Robert Mermoud : Musicien.

13 octobre 1912 – 2 février 2005.

 

Tourné le 23 octobre 1991 à Eclagnens.

Robert Mermoud – Association Films Plans-Fixes (plansfixes.ch)

 

> Dans la Grèce antique, Robert Mermoud aurait pu être considéré comme un démon (daimon) : un être surnaturel qui fait le lien entre les dieux et les hommes. Mais dans le canton de Vaud, il n’était que chef de chœur. À ce poste, il a pourtant réuni pendant soixante ans la population des villages et des villes autour de la musique vivante. <

 

Dans l’enregistrement de 1991, deux aspects sont remarquables : premièrement, le chemin de Robert Mermoud vers la musique et deuxièmement, la culture chorale dense dans laquelle il a œuvré en tant que chef de choeur.
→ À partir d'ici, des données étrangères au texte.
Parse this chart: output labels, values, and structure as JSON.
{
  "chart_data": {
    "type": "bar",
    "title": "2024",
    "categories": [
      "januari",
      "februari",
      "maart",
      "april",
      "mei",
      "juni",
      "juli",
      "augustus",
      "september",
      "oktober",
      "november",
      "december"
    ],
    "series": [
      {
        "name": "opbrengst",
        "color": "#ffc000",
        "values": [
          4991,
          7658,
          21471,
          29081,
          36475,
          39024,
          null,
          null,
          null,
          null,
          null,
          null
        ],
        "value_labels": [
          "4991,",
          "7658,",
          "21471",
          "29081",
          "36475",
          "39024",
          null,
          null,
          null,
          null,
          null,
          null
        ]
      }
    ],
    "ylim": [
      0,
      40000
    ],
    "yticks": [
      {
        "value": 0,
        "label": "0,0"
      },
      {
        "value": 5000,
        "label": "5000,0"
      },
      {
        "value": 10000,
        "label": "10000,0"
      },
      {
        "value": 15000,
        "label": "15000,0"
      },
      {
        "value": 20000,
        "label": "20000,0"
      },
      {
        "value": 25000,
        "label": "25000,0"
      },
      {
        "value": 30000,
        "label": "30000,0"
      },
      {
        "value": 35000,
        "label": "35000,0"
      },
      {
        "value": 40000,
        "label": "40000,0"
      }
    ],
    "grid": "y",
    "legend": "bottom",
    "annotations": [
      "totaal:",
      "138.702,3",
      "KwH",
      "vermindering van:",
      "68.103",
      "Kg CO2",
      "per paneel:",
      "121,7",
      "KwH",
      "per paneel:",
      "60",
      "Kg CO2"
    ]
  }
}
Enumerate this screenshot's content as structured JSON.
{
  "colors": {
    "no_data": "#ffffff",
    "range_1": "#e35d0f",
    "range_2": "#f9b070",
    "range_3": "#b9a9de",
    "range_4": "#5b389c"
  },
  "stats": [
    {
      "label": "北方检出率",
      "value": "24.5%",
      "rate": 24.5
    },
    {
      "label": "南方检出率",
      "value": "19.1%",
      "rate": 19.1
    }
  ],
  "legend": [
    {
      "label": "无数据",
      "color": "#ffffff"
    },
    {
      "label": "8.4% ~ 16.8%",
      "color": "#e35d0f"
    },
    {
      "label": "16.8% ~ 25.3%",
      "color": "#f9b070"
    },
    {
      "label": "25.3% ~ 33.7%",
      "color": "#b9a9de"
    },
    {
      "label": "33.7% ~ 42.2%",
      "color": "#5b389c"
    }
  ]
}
Mais ces deux aspects appartiennent aujourd’hui à un monde disparu.

 

Robert Mermoud est né le 13 octobre 1912 à Eclagnens, c’est-à-dire dans une situation rurale isolée. La vie de la famille paysanne était rythmée par les travaux annuels. Pour l’enfant, ils représentaient un parcours initiatique (expression de Robert Mermoud), c’est-à-dire une initiation aux plus hauts grades, marqués par des étapes concrètes : Rassembler le premier foin. Lier la première gerbe. Porter le premier sac de pommes de terre.

 

Le grain était battu sur l’aire. Trois hommes travaillaient en cadence avec le fléau : un - deux - trois - un - deux - trois - un - deux - trois ... L’outil était lourd. C’est pourquoi le rythme était très régulier : Un - deux - trois - un - deux - trois ... Mais lorsque Robert rejoignait le groupe, le rythme changeait. La mesure impaire devenait une mesure paire : un - deux - trois - quatre - un - deux - trois - quatre - un - deux - trois - quatre ... Lors de ce changement, le garçon vécut une nouvelle initiation : l’importance de la pulsation.

 

A l’école, on chantait beaucoup. Tous les jours entre les leçons et en plus deux heures ordinaires par semaine. En outre, il y avait le chant de la paroisse et les répétitions du chœur de femmes, du chœur d’hommes et du chœur de jeunes. Robert chantait à gorge déployée, souvent avec distinction.

 

Après le décès de sa mère (l’enfant l’a vécu à l’âge de cinq ans), sa belle-mère apporta un harmonium lorsque Robert avait onze ans. L’instrument exerçait une telle fascination que le garçon apprit à en jouer, ce qui lui était interdit. Il s’est même rendu intime avec l’orgue de l’église. Puis vint la fête de Noël.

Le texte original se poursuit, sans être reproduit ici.